Mais plus ça va vite et plus on a besoin d’un freinage impérial. Sur ce point, il n’y a aucune crainte à avoir. Partagés à l’identique avec la GTi 270, Peugeot Sport a même constaté que les freins étaient, grâce à l’électrique, moins sollicités que sur leur sportive thermique, déjà redoutables d’efficacité. Cela promet une belle endurance et il y a des chances d’être d’abord trahi par les pneus…
Quatre roues motrices, en détail
En charge partielle et en hybride, la 308 R Hybrid est une traction. Ce n’est que lorsque beaucoup de puissance est requise que l’on passe en quatre roues motrices. Les axes d’amélioration que souhaite l’équipe de développement concernent plusieurs points. Il n’y a pour le moment pas de possibilité de faire varier en temps réel le couple entre les deux essieux comme cela peut être le cas sur une transmission intégrale conventionnelle. Très en vogue, le Torque Vectoring est également absent. Pour autant, l’ensemble est particulièrement efficace et ces deux caractéristiques ne doivent en aucun cas être un motif d’annulation ou de report du projet. Une fois qu’on a goûté à ce joujou, on n’a qu’une envie : rouler avec et sur route, tant qu’à faire.

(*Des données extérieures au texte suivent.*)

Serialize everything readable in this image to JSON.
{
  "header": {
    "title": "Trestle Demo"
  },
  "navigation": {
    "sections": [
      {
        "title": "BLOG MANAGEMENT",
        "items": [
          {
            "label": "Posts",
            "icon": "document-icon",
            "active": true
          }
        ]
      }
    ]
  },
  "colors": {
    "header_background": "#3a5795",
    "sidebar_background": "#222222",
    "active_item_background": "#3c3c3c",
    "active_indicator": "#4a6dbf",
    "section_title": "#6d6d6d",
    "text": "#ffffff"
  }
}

Pas de retour en arrière possible…
L’espace d’une matinée, j’ai aperçu le futur de la voiture de sport. Transposée dans une compacte, Peugeot Sport démontre que cette technique n’est pas limitée aux quelques hypercars à un million d’euros. Il n’y a plus qu’à patienter jusqu’à la validation de ce projet pour pouvoir un jour le croiser sur nos routes. Le constructeur est allé trop loin pour faire machine arrière…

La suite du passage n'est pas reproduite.